Editors and publishers have to consider the same thing. They are not looking for names, per say, they are searching for quality. Readers expect certain things from imprints or magazines. Editors like to hear readers gush over their product.
“That’s what I’ve come to expect from
Sometimes, a story comes off the bench and causes the reader to pause. If the quality is good, they won’t miss more than one or two beats. It might not be expected, but it still fit what the publisher or editor normally supplied.
Other times, that story off the bench gets a different reaction.
“What the heck was that crap?”
Not what anyone wants to hear – especially not the writer.

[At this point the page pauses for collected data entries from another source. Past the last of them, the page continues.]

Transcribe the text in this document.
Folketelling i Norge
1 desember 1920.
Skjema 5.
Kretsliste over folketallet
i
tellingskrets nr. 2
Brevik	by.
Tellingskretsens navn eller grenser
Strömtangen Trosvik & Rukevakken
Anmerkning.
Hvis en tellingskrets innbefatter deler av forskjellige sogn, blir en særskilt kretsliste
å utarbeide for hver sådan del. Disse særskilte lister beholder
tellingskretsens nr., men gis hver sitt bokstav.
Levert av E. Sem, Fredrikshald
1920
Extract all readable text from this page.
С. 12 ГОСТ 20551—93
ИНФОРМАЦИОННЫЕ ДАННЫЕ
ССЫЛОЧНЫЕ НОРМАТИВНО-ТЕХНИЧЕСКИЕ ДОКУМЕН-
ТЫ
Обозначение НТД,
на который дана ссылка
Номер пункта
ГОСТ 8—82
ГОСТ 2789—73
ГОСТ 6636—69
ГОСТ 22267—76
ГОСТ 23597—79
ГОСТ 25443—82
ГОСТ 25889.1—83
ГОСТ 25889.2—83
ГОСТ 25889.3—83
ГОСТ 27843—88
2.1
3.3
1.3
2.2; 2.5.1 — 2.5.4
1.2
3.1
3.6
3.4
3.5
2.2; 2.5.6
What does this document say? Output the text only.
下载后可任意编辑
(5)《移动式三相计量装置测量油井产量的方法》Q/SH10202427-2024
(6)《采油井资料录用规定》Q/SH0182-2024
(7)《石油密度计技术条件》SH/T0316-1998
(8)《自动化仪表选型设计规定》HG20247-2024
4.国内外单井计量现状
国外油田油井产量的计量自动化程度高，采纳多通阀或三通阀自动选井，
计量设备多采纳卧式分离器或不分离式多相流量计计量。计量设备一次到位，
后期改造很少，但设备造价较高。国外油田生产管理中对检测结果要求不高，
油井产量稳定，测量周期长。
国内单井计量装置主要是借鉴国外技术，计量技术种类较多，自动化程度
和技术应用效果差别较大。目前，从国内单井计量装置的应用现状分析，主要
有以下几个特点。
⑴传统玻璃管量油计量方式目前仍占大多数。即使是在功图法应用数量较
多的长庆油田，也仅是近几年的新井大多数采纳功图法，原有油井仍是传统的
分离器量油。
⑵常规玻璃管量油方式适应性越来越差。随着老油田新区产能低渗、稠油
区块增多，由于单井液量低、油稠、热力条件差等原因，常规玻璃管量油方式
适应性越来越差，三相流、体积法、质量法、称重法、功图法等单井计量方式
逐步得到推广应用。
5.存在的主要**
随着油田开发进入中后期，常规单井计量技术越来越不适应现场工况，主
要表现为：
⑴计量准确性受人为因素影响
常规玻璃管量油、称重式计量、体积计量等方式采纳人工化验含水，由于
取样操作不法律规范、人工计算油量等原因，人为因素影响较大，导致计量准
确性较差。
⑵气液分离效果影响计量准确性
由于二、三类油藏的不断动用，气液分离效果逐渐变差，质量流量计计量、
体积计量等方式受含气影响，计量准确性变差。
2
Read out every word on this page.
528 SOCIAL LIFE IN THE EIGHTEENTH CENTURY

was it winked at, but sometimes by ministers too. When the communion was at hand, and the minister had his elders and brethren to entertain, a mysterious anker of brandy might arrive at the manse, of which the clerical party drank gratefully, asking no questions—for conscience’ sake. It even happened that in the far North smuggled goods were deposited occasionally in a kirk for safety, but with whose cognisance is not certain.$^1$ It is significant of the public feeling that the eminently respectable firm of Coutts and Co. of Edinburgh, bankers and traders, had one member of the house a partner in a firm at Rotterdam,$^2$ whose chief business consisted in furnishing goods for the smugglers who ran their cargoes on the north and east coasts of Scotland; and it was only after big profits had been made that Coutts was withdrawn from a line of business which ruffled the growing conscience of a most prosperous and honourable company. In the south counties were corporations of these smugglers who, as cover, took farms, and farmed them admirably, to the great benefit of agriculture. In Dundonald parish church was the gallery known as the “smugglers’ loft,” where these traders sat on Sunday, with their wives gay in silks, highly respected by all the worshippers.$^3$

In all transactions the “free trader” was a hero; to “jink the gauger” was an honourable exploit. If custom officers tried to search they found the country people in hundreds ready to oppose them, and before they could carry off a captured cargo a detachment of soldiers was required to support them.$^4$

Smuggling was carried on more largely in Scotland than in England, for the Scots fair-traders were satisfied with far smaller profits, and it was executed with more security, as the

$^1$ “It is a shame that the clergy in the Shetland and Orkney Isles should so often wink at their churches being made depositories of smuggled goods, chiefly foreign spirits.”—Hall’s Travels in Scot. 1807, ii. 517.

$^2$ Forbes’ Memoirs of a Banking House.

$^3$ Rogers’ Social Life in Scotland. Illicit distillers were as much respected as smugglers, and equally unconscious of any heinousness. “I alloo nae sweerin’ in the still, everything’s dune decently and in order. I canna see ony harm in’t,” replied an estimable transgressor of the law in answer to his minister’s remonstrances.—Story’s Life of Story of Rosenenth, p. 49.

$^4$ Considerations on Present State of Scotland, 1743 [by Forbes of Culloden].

We, as writers, have to offer the editors and publishers our best effort. Something that brings nods, cheers, or sobs. Our power is in our words. With that thought, we also have to realize we can’t just slap together two thousand words and expect everyone to swoon like our mother. Mothers love everything. Editors don’t.
Have you received rejections from places you’ve submitted your work?
Most times, form rejections tell you nothing. Sometimes, you’ll find places that return comments. Look at what they say, see if you see their same objection.
As an example, I have a story my writing group loved, but I’ve gotten 11 rejections. One had a comment – “Story is too mundane.” Okay, the story is about Death buying shoes. Of course, it’s mundane. That was the point. The editor didn’t see it my way. No problem, everyone has different thoughts. For that editor, it didn’t match their quality requirement. That doesn’t make the story bad, just not for them.
So when considering submitting, consider the quality of the piece, and compare it with the quality the publisher or editor has offered in the past.